There was a lot of talk within the United Nations about creating a post-2015 development agenda, he observed, stressing that diverse circumstances and needs of the United Nations membership should be taken into account in its development. The Organization must also improve its presence, particularly in vulnerable States, as global realities affected even the farthest, most remote island countries like Tuvalu. The dedication of this year as the International Year for Small Island Developing States had concluded in many constructive partnerships to address the special needs of those States. Commending those efforts, he also believed that the ultimate measure of success was the delivery of tangible actions on the ground that reflected and accommodated each unique and special place.

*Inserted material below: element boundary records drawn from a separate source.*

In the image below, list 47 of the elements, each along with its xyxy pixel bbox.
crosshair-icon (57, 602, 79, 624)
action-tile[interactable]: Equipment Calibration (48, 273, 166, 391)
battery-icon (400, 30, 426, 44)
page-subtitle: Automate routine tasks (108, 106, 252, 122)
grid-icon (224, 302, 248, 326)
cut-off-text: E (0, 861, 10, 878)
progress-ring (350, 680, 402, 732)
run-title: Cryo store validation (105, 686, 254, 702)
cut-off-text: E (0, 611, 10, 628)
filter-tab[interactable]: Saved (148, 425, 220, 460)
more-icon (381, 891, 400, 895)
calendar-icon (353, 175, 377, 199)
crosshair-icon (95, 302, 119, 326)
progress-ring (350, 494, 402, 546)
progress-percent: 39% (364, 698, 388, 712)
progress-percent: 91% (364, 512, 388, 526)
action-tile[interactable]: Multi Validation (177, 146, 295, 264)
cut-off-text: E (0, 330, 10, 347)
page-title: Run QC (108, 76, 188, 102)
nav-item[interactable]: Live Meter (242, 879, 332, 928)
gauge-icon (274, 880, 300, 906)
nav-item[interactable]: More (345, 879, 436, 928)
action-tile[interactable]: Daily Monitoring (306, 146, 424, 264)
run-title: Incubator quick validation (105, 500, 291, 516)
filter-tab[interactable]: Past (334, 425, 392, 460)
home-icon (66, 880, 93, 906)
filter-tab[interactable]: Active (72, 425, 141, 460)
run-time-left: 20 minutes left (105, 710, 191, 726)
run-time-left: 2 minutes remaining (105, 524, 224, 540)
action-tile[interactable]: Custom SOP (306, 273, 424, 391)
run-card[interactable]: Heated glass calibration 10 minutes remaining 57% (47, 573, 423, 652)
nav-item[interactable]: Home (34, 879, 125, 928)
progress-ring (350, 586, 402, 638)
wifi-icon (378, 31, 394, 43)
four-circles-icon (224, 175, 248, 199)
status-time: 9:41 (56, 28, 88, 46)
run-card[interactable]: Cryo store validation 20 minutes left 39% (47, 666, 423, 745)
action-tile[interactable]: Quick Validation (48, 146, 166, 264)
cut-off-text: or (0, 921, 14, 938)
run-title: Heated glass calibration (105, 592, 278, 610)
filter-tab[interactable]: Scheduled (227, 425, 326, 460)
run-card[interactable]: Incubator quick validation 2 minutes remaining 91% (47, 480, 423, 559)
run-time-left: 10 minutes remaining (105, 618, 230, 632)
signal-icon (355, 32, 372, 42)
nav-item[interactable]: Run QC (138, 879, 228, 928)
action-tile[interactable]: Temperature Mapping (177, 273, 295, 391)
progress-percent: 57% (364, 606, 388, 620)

Juxtaposing Tuvalu's 24 square kilometres of land against its 900,000 square kilometres of the Pacific Ocean, he said the sea had always been the "lifeline" for food and economic growth for his people. The United Nations should honour the health of the ocean, as it was the earth's life support system. The seriousness and urgency of actions needed to combat climate change had also been echoed by youth leaders in the General Assembly. Tuvalu was experiencing unprecedented life-threatening impacts from climate change. At only two to three metres above sea-level, his country's security and the future human rights of its citizens was being seriously compromised. Calling for the international community to take action to halt climate change, he stated, "Do it. Save us."